Against the rugged mountain ranges of southern NSW and inspired by a true story, The Woman from Snowy River sets out the journey of a teenage girl from New York in 1855. Photo: Publicious Book Publishing.
Did you ever wonder if The Man from Snowy River ended up with a wife? And if so, would she be The Woman from Snowy River? When Ann Connelly began researching her family’s history for her debut novel, she found her great-great-grandmother’s husband George Hedger was one of 12 stockmen formally listed who may have inspired Banjo Paterson’s immortal poem.
“Although having done a lot of research myself, I feel Banjo Paterson met so many stockmen that they all probably inspired his poem,” Ann said.
In any case, an even more inspirational figure than George Hedger leads this ambitious story. That is Ann’s great-great-grandmother Caroline Hedger who is called Carrie in her page-turner novel, The Woman From Snowy River.
Worthy of a Snowy legend, Carrie’s journey at age 16 sailing from refined New York to Australia is repeated years later with a perilous return voyage with her six children and husband whom she married at age 17.

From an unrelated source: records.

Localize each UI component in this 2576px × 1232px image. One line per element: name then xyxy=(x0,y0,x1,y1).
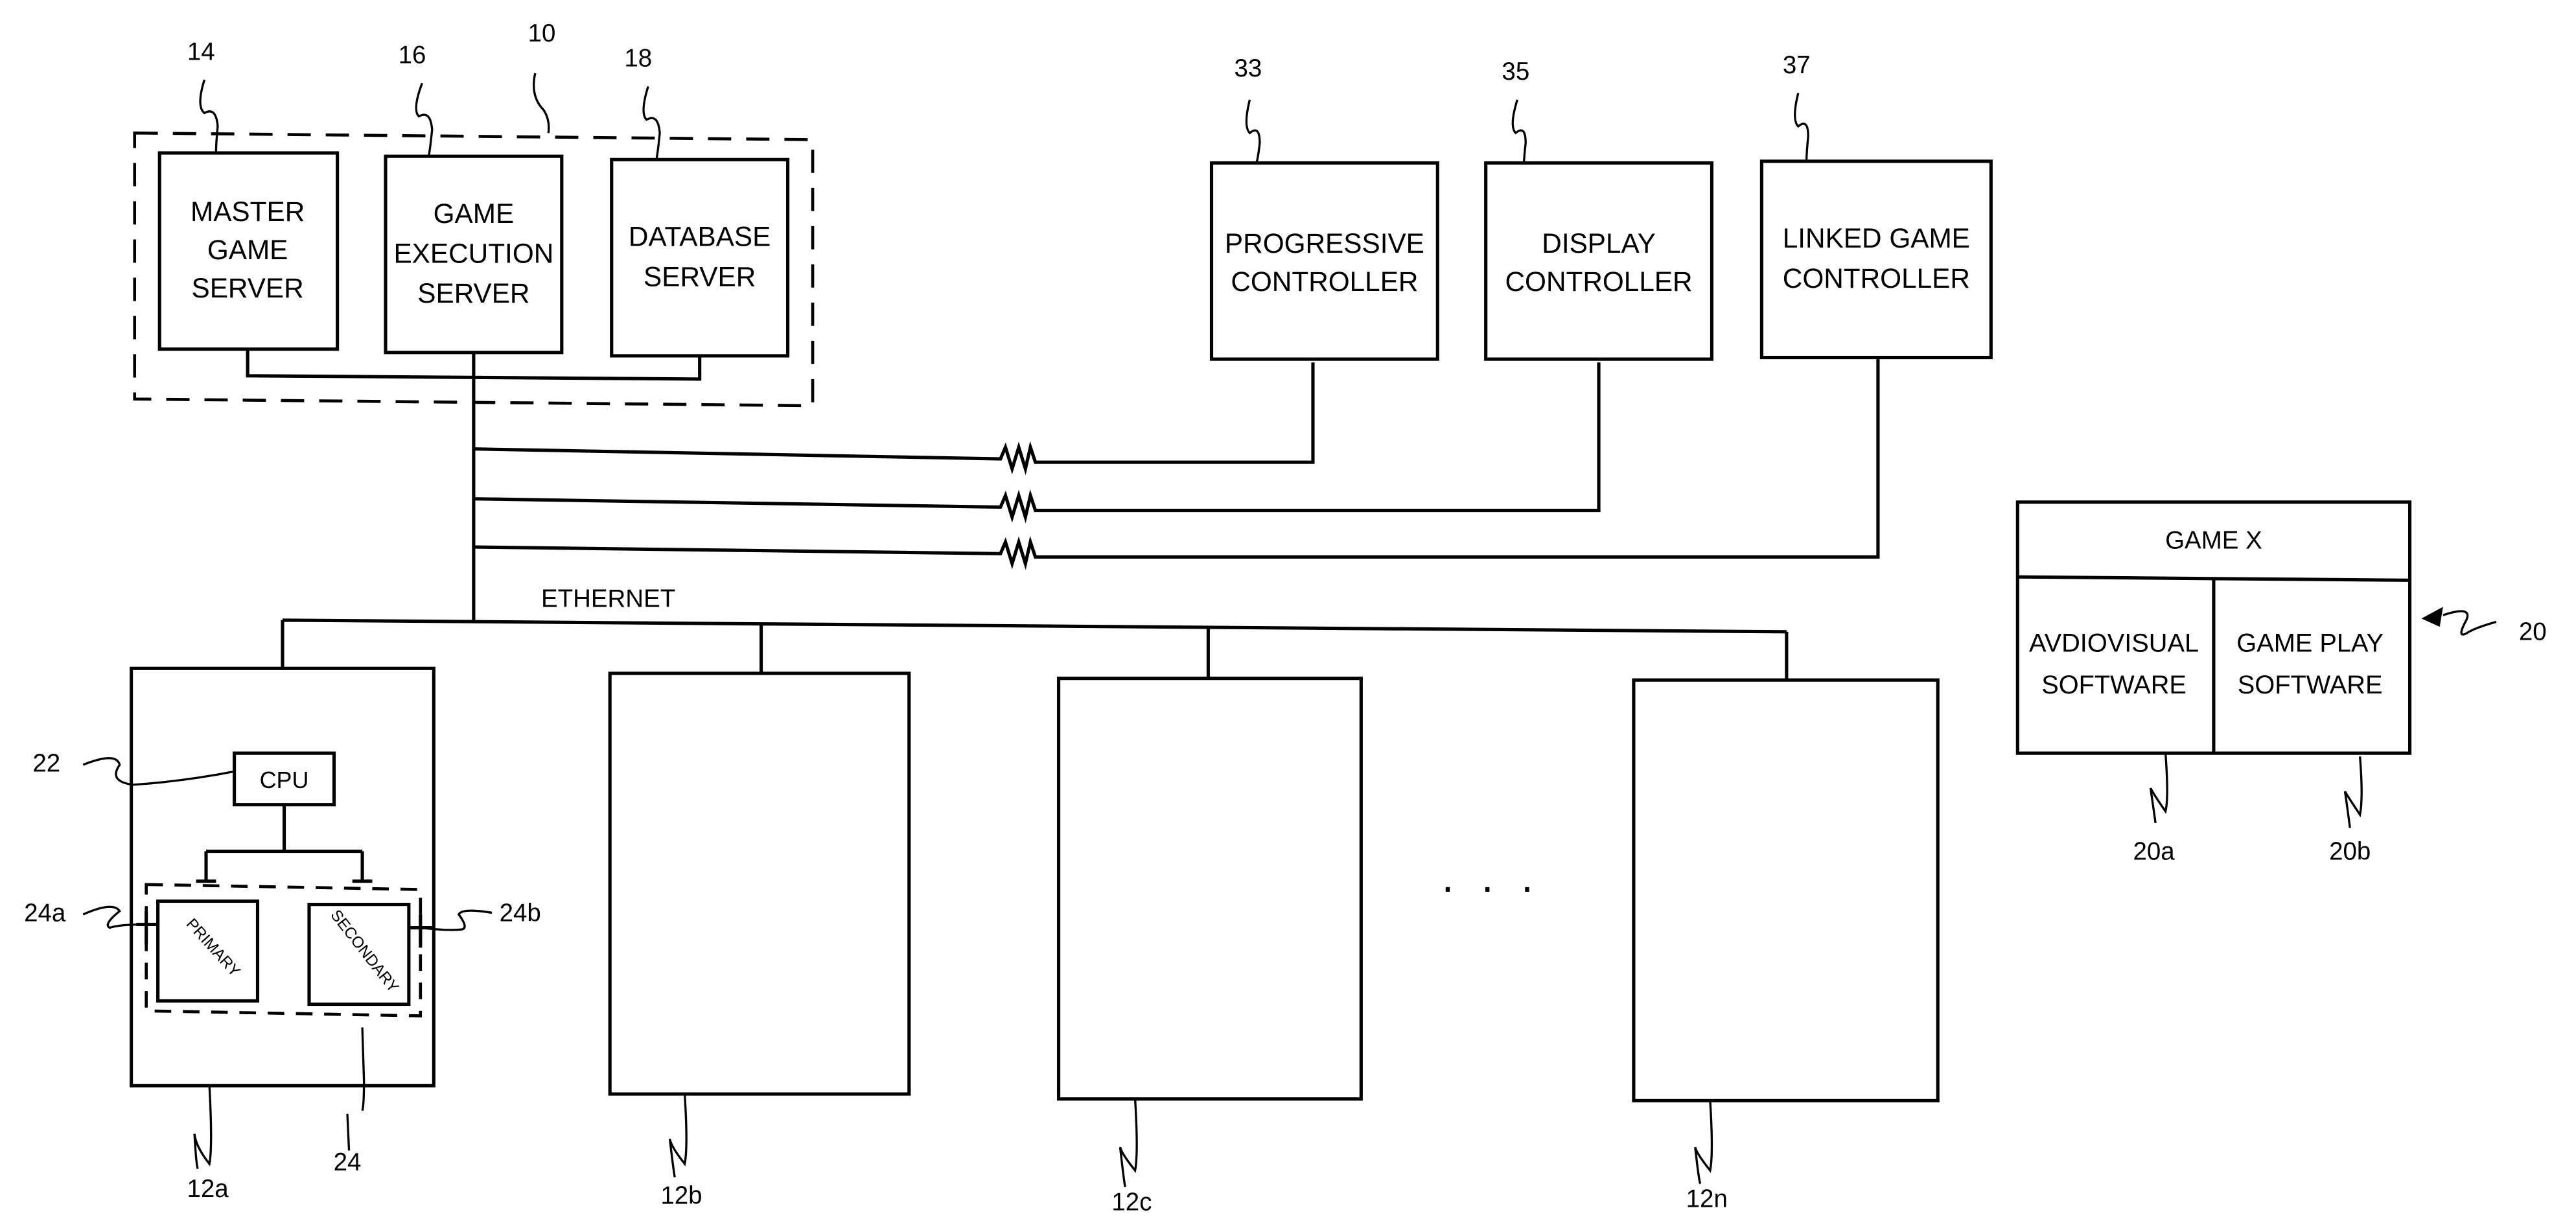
linked-game-controller-line-2: CONTROLLER xyxy=(1783,263,1970,294)
leader-line-12n xyxy=(1694,1100,1713,1185)
ref-16: 16 xyxy=(399,41,426,69)
leader-line-12c xyxy=(1119,1098,1138,1188)
leader-line-14 xyxy=(199,79,219,154)
ethernet-bus xyxy=(281,618,1789,680)
ref-20b: 20b xyxy=(2329,837,2371,865)
master-game-server-line-2: GAME xyxy=(207,235,288,265)
ref-35: 35 xyxy=(1502,58,1529,86)
ref-12b: 12b xyxy=(660,1181,702,1209)
game-execution-server-line-1: GAME xyxy=(434,198,515,229)
ref-20a: 20a xyxy=(2133,837,2176,865)
leader-line-16 xyxy=(415,82,434,157)
cpu-block[interactable]: CPU xyxy=(233,751,336,807)
terminal-ellipsis: · · · xyxy=(1441,863,1541,911)
ref-24a: 24a xyxy=(24,899,66,927)
ref-24: 24 xyxy=(334,1148,362,1176)
leader-line-33 xyxy=(1245,99,1261,163)
terminal-12a[interactable] xyxy=(130,666,435,1087)
progressive-controller-line-1: PROGRESSIVE xyxy=(1225,228,1424,259)
patent-block-diagram: 10 MASTER GAME SERVER 14 GAME EXECUTION … xyxy=(24,19,2547,1216)
leader-line-10 xyxy=(533,73,550,134)
ref-20: 20 xyxy=(2519,618,2547,646)
game-play-software-line-2: SOFTWARE xyxy=(2238,671,2383,699)
display-controller-line-2: CONTROLLER xyxy=(1505,266,1692,297)
game-x-block[interactable]: GAME X xyxy=(2015,500,2412,755)
primary-memory[interactable]: PRIMARY xyxy=(156,899,260,1003)
ref-24b: 24b xyxy=(500,899,541,927)
leader-line-20b xyxy=(2343,756,2363,828)
linked-game-controller[interactable]: LINKED GAME CONTROLLER xyxy=(1759,159,1993,360)
database-server-line-1: DATABASE xyxy=(629,222,771,252)
ref-10: 10 xyxy=(528,19,556,47)
ref-37: 37 xyxy=(1783,51,1811,79)
ref-22: 22 xyxy=(32,749,60,777)
terminal-12n[interactable] xyxy=(1632,678,1940,1102)
game-play-software-line-1: GAME PLAY xyxy=(2236,629,2384,658)
leader-line-35 xyxy=(1511,99,1527,163)
server-group: 10 MASTER GAME SERVER 14 GAME EXECUTION … xyxy=(133,19,815,408)
terminal-12c[interactable] xyxy=(1057,677,1363,1101)
leader-line-18 xyxy=(642,86,661,160)
ref-18: 18 xyxy=(624,45,652,73)
game-execution-server-line-2: EXECUTION xyxy=(393,238,553,268)
audiovisual-software-line-1: AVDIOVISUAL xyxy=(2029,629,2199,658)
ref-14: 14 xyxy=(187,38,215,65)
display-controller-line-1: DISPLAY xyxy=(1542,228,1656,259)
terminal-12b[interactable] xyxy=(608,671,911,1096)
linked-game-controller-line-1: LINKED GAME xyxy=(1783,223,1970,253)
master-game-server[interactable]: MASTER GAME SERVER xyxy=(157,151,340,351)
ref-12c: 12c xyxy=(1111,1189,1152,1216)
leader-line-20a xyxy=(2149,753,2168,824)
game-x-title: GAME X xyxy=(2165,527,2262,555)
database-server-line-2: SERVER xyxy=(644,261,756,292)
progressive-controller[interactable]: PROGRESSIVE CONTROLLER xyxy=(1209,161,1439,361)
ref-12n: 12n xyxy=(1686,1185,1728,1213)
master-game-server-line-3: SERVER xyxy=(192,273,304,303)
ref-33: 33 xyxy=(1235,54,1262,82)
display-controller[interactable]: DISPLAY CONTROLLER xyxy=(1484,161,1714,361)
ethernet-label: ETHERNET xyxy=(541,585,675,612)
leader-line-37 xyxy=(1794,93,1809,161)
database-server[interactable]: DATABASE SERVER xyxy=(610,157,790,358)
leader-line-12a xyxy=(193,1086,213,1170)
master-game-server-line-1: MASTER xyxy=(191,196,305,227)
progressive-controller-line-2: CONTROLLER xyxy=(1231,266,1418,297)
game-execution-server-line-3: SERVER xyxy=(417,278,529,308)
leader-line-20 xyxy=(2443,610,2497,636)
game-execution-server[interactable]: GAME EXECUTION SERVER xyxy=(384,154,564,354)
cpu-label: CPU xyxy=(260,767,309,793)
audiovisual-software-line-2: SOFTWARE xyxy=(2041,671,2187,699)
leader-line-12b xyxy=(668,1093,688,1178)
controller-link-35 xyxy=(473,362,1601,524)
arrow-icon-20 xyxy=(2421,607,2443,627)
ref-12a: 12a xyxy=(187,1175,229,1203)
secondary-memory[interactable]: SECONDARY xyxy=(307,903,411,1006)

Based on years of research, Carrie’s factual life raising her family in the boulder-strewn landscape between the Snowy River and Snowy Mountains is adorned with heartwarming detail, bringing to life a courageous young mother.
An avid reader passionate about women in history, Ann’s curiosity in her family’s history deepened during conversations with her mother Helen, who grew up in Crookwell until she married.
When Helen gave her a companion book to the Bible passed down from Carrie to Ann’s grandmother, the idea of writing a novel began to take hold.
Helen, who died three years ago aged 95, would say she didn’t know much about their family until Ann prompted her with specific questions that elicited amazing stories.
Ann became hooked. She researched sources in the National Library, Trove, NSW State Archives, the Victorian Museum, Ancestory.com, NSW Register of births, deaths and marriages, Cooma and Goulburn libraries and ships’ logs. People’s local knowledge from the Monaro Pioneers website was also helpful.
“I found I had three second cousins through my research who all had information that they were happy to provide to me,” she said.
Carrie’s mother Louisa, a widow in New York who owned an apartment in Brooklyn, had lost her first husband and later married a grocer, Amos Vince. A convict from England who was transported to Australia and fled to New York, Amos was much older than Louisa. Finding himself in trouble again in New York he is forced to leave and set sail to Australia with Louisa and Carrie.

Author Ann Connolly overlaid her mother’s stories with meticulous research of birth and baptismal certificates and websites to bring to life the courage of a teenage mother in the mid 1800s. Photo: Ann Connolly collection.
Whether Louisa knew he was an escaped convict is open to speculation, although much information on his identity, Amos Crisp senior, is in the public domain. Arriving in Melbourne, they sailed once more to Twofold Bay (now Eden) and then continued overland by bullock dray to a property near Dalgety, Jimenbuen, which was owned by the convict’s son, also named Amos Crisp.
In no time, 16-year-old Carrie’s heart is set racing under the strong hands of George Hedger, Jimenbuen’s head stockman who teaches her to ride a horse.
Marrying secretly in Cooma a year later, Carrie and George weather the outrage from her parents and are raising three boys and three girls by the time they sail from Sydney in 1874 aboard the Windsor Castle. They strike atrocious weather almost immediately. Six weeks later their badly damaged clipper is declared a shipwreck.
The Woman from Snowy River reflects life on the sparsely settled Monaro in a feminine light. An urgent romance is followed by adventures that reveal the painful vulnerability of a stockman’s wife who prevails with underlying strength borne of necessity.
Ann’s novel is ‘faction’, a combination of real people and events and imagined characters and happenings.
“For the historical side, just about everything is fact and then I have used my imagination to build around it,” Ann said. “For example, on the first page you get the prologue, the location, dates, names – they are all real.”
The novel has a dual timeline and story thread featuring a fictional great-great-granddaughter’s research in a contemporary setting. Consequently, the lives of women across several generations emerge.
In between her research Ann attended an intense, five-day master class in writing with best-selling Australian author Fiona McIntosh in Adelaide, and online courses through the Australian Writers Centre, learning how to structure a novel correctly with plot points.
Now living at Murrumbatemen, Ann studied zoology and wildlife ecology and worked for the ACT and Australian governments in natural resource management comprising biodiversity conservation, sustainable agriculture and landcare.
The Woman from Snowy River is available online through Amazon, Dymocks, Wheelers and other distributors.